Christine Tréguier  • 24 décembre 2009 abonné·es

À l’approche des élections régionales, Nicolas Sarkozy en revient aux bons vieux arguments sécuritaires qui ont fait son succès. Problème, malgré une bonne vingtaine de lois sécuritaires et moult plans de lutte contre la délinquance précoce ou contre la récidive, le bilan de son action en la matière n’est guère probant. Il sort donc sa botte de Nevers la vidéosurveillance, et a profité d’une table ronde sur la sécurité, qui s’est tenue fin novembre en banlieue, pour faire l’apologie de ce remède miracle. « Tous les endroits où la vidéosurveillance a été installée ont vu une progression spectaculaire de la sécurité » , a-t-il affirmé. Une vision toute personnelle puisque le très controversé rapport sur l’efficacité de la vidésurveillance, commandité pour convaincre les élus d’installer davantage de caméras, ne leur concède au mieux qu’« un impact significatif ».

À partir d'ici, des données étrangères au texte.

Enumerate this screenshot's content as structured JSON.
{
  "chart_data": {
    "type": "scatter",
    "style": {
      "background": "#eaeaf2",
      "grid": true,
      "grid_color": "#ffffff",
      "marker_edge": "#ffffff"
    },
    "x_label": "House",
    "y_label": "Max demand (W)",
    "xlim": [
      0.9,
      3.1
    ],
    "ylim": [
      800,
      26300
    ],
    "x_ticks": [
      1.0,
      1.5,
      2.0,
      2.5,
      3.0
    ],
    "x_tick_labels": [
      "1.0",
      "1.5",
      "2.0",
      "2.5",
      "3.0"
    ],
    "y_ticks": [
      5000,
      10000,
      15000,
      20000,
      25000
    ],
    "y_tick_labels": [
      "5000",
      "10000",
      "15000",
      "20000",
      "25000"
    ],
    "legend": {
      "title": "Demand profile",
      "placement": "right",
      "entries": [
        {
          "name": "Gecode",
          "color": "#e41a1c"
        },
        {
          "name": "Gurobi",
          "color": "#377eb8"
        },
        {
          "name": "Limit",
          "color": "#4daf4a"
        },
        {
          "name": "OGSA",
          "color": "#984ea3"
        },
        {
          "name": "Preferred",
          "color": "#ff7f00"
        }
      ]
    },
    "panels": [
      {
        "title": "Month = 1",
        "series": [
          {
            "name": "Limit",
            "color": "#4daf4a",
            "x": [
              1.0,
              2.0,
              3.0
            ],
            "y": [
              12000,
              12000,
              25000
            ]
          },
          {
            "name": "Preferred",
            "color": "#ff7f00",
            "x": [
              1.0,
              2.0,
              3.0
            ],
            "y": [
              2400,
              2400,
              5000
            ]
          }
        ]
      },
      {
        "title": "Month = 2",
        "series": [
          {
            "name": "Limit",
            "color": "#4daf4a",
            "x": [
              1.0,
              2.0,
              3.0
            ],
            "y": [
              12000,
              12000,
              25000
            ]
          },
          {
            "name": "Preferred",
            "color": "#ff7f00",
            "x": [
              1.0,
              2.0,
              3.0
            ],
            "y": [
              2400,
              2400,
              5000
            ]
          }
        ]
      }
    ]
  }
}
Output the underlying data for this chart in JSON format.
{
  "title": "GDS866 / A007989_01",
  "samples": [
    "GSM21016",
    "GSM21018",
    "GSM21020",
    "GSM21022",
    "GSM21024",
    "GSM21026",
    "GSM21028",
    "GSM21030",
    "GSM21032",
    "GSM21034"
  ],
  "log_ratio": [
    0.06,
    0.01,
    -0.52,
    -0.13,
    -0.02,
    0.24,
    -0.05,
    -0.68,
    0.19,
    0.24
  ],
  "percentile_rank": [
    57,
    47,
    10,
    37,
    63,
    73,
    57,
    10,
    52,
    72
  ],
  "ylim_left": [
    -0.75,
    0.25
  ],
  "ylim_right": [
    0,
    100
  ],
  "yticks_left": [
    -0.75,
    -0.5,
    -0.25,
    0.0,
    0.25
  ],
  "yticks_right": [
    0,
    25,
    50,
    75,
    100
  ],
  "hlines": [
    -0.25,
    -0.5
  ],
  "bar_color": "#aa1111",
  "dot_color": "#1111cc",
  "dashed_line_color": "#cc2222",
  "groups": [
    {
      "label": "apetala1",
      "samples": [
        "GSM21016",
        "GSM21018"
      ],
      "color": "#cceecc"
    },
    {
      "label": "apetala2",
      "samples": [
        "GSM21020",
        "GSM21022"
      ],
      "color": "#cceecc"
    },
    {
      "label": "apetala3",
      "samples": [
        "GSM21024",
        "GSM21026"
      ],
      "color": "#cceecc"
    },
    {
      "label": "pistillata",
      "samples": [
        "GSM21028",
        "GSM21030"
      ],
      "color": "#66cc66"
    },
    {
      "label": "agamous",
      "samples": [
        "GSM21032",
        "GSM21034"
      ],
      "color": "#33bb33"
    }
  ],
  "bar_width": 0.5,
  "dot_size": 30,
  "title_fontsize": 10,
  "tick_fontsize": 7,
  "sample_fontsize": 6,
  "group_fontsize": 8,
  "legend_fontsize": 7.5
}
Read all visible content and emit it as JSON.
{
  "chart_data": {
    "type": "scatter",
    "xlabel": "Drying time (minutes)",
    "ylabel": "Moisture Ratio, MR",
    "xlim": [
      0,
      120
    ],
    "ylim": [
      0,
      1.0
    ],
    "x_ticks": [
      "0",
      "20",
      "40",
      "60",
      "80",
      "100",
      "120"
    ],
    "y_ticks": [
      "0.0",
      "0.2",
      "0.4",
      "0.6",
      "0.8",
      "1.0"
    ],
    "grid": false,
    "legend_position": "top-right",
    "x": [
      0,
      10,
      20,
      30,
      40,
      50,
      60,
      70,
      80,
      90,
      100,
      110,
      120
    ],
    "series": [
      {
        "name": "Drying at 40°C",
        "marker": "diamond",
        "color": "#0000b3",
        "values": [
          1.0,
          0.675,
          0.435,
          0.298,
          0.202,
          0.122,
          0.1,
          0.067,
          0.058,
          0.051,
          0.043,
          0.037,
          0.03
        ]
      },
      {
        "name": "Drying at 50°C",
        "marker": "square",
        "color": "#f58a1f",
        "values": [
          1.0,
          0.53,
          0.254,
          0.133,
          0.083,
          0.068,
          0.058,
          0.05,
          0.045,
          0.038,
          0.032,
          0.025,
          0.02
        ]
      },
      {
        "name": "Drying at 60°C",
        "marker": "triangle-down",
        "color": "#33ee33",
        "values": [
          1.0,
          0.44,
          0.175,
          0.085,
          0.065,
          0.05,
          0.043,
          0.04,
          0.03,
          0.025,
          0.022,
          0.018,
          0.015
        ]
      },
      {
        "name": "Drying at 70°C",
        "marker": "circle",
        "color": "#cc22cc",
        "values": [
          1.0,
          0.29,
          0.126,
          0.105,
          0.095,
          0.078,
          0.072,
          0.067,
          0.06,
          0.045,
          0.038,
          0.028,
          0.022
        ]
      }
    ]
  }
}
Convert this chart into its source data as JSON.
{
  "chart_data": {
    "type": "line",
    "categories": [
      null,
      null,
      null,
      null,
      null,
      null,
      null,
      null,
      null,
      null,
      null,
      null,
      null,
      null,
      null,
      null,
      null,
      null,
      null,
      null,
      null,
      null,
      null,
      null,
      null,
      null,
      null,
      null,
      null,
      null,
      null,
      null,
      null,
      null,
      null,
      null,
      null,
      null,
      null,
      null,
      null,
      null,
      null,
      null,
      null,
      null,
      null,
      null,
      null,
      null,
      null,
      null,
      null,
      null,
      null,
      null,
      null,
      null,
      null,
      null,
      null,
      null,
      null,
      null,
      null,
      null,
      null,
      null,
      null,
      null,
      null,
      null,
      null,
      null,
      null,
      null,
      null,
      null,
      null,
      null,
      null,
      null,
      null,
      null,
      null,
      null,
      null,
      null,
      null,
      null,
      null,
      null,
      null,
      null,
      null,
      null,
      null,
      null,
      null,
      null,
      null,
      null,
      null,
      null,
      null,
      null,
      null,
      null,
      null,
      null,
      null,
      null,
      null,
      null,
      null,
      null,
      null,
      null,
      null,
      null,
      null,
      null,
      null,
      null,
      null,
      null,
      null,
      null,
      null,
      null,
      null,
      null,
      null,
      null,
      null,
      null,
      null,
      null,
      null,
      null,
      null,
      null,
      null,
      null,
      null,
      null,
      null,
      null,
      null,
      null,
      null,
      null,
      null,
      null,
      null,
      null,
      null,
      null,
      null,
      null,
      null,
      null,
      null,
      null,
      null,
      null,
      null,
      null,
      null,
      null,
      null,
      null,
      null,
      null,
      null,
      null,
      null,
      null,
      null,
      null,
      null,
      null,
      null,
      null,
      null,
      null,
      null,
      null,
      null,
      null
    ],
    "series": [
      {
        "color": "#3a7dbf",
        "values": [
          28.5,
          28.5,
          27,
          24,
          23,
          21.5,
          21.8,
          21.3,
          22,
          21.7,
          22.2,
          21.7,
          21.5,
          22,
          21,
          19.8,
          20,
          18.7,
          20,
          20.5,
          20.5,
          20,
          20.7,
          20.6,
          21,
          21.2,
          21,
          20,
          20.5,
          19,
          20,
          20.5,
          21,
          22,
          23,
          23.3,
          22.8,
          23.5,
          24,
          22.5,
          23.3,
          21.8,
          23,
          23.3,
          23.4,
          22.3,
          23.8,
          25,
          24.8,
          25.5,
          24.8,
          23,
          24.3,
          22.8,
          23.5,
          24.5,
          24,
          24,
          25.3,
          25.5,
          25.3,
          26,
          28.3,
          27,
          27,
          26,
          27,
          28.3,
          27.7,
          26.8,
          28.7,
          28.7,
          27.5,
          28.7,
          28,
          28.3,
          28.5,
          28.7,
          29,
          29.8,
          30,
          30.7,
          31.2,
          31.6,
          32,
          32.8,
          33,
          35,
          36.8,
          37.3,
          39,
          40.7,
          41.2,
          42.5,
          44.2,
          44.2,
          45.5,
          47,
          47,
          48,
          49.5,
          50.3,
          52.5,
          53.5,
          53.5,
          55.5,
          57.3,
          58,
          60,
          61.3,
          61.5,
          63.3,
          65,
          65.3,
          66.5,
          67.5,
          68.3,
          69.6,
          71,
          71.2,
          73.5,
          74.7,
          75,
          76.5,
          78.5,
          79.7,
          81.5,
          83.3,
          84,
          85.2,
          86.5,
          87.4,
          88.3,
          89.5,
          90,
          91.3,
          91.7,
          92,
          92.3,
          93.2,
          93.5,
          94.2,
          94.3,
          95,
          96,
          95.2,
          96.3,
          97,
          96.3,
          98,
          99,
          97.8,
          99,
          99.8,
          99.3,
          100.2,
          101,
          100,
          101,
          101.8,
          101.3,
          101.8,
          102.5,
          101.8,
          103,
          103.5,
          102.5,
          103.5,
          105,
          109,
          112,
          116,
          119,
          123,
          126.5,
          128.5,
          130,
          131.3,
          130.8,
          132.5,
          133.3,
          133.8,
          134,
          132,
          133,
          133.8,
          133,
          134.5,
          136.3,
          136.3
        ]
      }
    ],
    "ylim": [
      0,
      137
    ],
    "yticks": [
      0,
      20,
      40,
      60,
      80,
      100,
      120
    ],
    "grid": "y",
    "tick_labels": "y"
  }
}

Qu’on se le dise, la vidéosurveillance est la solution à tous les maux. Aux chefs d’établissement scolaire qui s’inquiètent de l’augmentation de la violence, il promet une prompte sanctuarisation : « Dans tous les établissements où il y a des problèmes de sécurité, on met de la vidéo, ça fait de la prévention et, en cas d’intrusion, ça permet aux magistrats d’avoir des preuves sur le modus opératoire. »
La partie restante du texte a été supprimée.